We had well-known lawyers from the beginning who deferred payment until we raised. The problem was that we delegated all legal to my business partner. When we traded the written equity split, he didn't disclose that he held (estimated) >80x more shares than what was listed next to his name.
It happened because it all seemed legit -- we were both going all-in, we had the exact share split in writing, did reverse vesting, received founders stock, etc. I even noticed that the shares seemed to exceed the total, and my business partner sent minor corrections, explicitly affirming I had the most shares of anyone. You have to trust your business partner at some point.
Legally speaking, my business partner secretly created a small equity pool for all co-founders excluding himself. There was no reason to believe we were in a pool, since co-founders split the entire pot.
This caused the percentages to seem about as expected. To the best of my knowledge, there were only two tells in the written contract:
1. The total shares were listed as ~1M, which at the time sounded perfectly logical. Unbeknownst to me, this was only the shares in the pool. I now know that startups often first allocate 10M shares, apparently for psychological reasons.
2. The vesting documents were titled an "equity incentive plan". At the time, this made perfect sense to me; the entire reason for us all reverse vesting is to provide incentive to stay.
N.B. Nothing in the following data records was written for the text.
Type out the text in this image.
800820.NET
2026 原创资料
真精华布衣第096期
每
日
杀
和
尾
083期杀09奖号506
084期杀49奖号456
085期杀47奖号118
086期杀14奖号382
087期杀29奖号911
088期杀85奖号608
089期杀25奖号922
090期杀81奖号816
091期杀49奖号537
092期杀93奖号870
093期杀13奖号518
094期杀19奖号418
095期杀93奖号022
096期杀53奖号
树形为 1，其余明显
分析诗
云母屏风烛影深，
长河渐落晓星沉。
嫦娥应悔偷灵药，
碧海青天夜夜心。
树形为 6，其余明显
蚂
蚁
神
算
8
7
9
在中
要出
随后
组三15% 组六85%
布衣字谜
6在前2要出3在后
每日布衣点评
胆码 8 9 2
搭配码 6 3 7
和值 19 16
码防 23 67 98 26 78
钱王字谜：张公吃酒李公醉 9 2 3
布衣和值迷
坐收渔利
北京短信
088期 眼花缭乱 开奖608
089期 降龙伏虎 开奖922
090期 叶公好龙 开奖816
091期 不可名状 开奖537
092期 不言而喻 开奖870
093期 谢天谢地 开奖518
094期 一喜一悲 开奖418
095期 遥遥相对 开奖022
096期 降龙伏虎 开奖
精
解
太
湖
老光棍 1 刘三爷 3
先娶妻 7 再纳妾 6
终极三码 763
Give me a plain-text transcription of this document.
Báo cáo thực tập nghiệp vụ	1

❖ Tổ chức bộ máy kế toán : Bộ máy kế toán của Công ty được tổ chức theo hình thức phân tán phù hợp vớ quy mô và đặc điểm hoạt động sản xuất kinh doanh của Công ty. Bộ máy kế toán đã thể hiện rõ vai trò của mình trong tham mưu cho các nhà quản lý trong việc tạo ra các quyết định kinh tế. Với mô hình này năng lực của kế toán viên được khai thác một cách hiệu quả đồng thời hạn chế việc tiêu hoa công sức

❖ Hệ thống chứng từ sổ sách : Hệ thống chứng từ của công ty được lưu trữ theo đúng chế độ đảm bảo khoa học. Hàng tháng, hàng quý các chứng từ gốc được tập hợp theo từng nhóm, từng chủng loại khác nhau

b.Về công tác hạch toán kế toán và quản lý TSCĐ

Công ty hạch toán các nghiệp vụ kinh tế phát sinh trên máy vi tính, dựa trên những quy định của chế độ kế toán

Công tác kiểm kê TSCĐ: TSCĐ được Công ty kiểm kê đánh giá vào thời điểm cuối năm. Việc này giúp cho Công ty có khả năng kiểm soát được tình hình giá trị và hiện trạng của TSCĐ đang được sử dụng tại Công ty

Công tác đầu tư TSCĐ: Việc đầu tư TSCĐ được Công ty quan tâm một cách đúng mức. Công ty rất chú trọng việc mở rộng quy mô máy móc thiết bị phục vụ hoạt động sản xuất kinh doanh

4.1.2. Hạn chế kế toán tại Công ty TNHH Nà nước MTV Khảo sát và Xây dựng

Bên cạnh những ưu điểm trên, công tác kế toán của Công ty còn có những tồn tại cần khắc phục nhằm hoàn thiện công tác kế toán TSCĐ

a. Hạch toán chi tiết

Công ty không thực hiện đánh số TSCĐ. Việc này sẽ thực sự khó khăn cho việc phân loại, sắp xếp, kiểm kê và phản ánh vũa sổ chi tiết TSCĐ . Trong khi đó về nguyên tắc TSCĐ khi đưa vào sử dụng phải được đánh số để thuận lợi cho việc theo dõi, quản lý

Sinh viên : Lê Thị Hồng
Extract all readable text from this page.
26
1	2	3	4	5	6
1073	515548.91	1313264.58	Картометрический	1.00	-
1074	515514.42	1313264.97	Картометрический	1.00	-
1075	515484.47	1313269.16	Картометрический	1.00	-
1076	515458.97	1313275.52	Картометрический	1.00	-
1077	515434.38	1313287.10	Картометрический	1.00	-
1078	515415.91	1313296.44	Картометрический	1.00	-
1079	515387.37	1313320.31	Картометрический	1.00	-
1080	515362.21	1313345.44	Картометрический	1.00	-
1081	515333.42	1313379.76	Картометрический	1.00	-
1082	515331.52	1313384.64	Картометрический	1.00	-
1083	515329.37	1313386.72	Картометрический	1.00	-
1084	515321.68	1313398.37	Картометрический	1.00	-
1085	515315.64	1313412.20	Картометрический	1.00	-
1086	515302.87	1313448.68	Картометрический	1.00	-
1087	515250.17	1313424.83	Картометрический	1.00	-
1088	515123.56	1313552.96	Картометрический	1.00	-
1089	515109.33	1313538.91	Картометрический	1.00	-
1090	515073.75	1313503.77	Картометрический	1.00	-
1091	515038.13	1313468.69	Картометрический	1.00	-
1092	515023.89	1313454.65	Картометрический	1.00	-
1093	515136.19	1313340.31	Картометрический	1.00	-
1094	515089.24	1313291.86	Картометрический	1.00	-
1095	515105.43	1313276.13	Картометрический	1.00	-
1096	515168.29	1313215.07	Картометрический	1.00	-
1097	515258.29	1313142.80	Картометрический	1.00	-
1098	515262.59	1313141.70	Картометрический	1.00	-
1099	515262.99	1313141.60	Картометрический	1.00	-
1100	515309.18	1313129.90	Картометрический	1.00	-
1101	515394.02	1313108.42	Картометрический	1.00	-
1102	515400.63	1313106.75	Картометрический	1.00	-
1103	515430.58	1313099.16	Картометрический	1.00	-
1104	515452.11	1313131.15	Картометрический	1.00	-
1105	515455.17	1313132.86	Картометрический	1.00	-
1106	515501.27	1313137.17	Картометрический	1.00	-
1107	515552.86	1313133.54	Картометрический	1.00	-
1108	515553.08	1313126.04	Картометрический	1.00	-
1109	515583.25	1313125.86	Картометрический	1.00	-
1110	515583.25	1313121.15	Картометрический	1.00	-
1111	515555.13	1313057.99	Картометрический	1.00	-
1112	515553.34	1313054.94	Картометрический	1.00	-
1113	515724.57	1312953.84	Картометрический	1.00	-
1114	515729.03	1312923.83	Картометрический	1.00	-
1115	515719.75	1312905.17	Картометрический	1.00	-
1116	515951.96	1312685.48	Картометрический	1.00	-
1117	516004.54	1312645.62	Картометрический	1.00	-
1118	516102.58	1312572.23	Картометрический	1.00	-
However, I now know this specific phrase often indicates an equity pool.
I recommend all founders speak with the lawyers jointly, instead of delegating it to the CEO. Ideally, also pass the contract by a startup-savvy lawyer. (In our case, one of our co-founders showed a CPA who said everything looked normal.) I recommend not signing until the exact cap table with zero errors is jointly signed. (As I mentioned above, I pointed out a mistake to my business partner then signed after he replied I had the most equity.) I also recommend contacting your business partner's references if you haven't worked together, especially since they will be providing those to VCs later.
Every communication referenced was in writing. The equity was only one of many very unsavory things that happened, and I eventually had to hire a lawyer. He suggested we sue and took the case on contingency, but by that time the company had minimal assets.
The short answer is always, always have your own lawyer review these things.
The lawyer preparing the corporate documents is the corporation’s lawyer. That person cannot also be your lawyer. Every founder should have their own lawyer review and advise them on the paperwork.
Amazing people think that’ll work. Might be OK if the person doing that is the majority of the drive behind the business. But if not of course it will collapse.